My parents gave me a brown Ford Pinto station wagon to visit friends, get to and from work, and most importantly, for a new driving teenager, head-up-north to New Hampshire for hiking and skiing.
I have so many good memories of the White Mountains. During high school vacations and weekends, my friends and I would fill the back of the Pinto with backpacks, tents, cooking gear, food, and occasionally beer and set out on adventures. One such trip, included a visit to the Franconia Notch State Park where we reached the top of Cannon Mountain. That trip was the first day hike on which I started using my new Yashica FX3 single lens reflex camera (with real film) to document the fun. (See the photo at the top)
I learned so much about nature on those trips, including the immense power of the Pemigewasset River that erodes solid granite into nature shoots (water slides). We loved entering the top of the shoots and dropping into deep cold pools. I can still remember the rush of the cold water and speed of the trip to the plunge. During these and other activities I started to gain an interest in geology and earth science.
During my senior year, I took Mr. Buell’s Earth Science class and fell in love with learning about nature and the earth’s interrelated systems, such as the intercoastal zone of Nantasket Beach in Hull, MA and the wetland systems associated with the Sudbury River in Wayland, MA. We visited these environments and learned that even though they were different system, they both filtered water and were important to water quality for plants, fish, and animal babies. It was exciting to learn how natural systems filter themselves and support healthy life.

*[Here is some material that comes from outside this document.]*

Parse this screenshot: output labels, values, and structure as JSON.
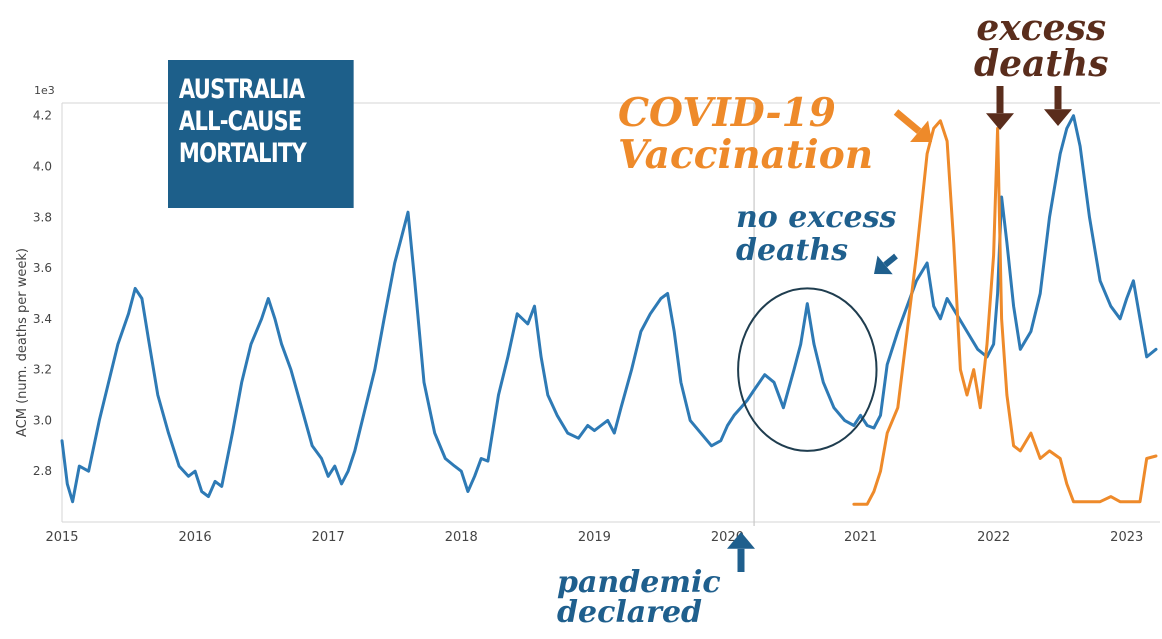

Because I was curious, my powers of observation improved over time and I started to see features in nature and around town that I had learned in my science classes. On hikes, I would discover the power of a mountain stream and its ability to move huge rocks and trees after a heavy rain while barely touching a sand grain when it had been dry for a while. And the more I learned the more I wanted to know. My innate curiosity pushed me to become a scientist.
As a high school scientist, I worked hard so that I always had gas money allowing for more adventures and practical experiences. I cut lawns, shoveled snow, completed odd jobs, worked in restaurants as well as the YMCA. Whatever it took to maintain my freedom to discover.
It makes me smile and laugh when I think back to all the fun and crazy things I did as a kid. I would not have changed a thing. My skinned knees, sunburned neck, and sore feet came from outdoor adventure that allowed me learn about the wonders of nature while feeding my insatiable curiosity and desire to know more. Today, I still keep active and continue to discover both physically and mentally by walking daily while listening to audio books. Life is good.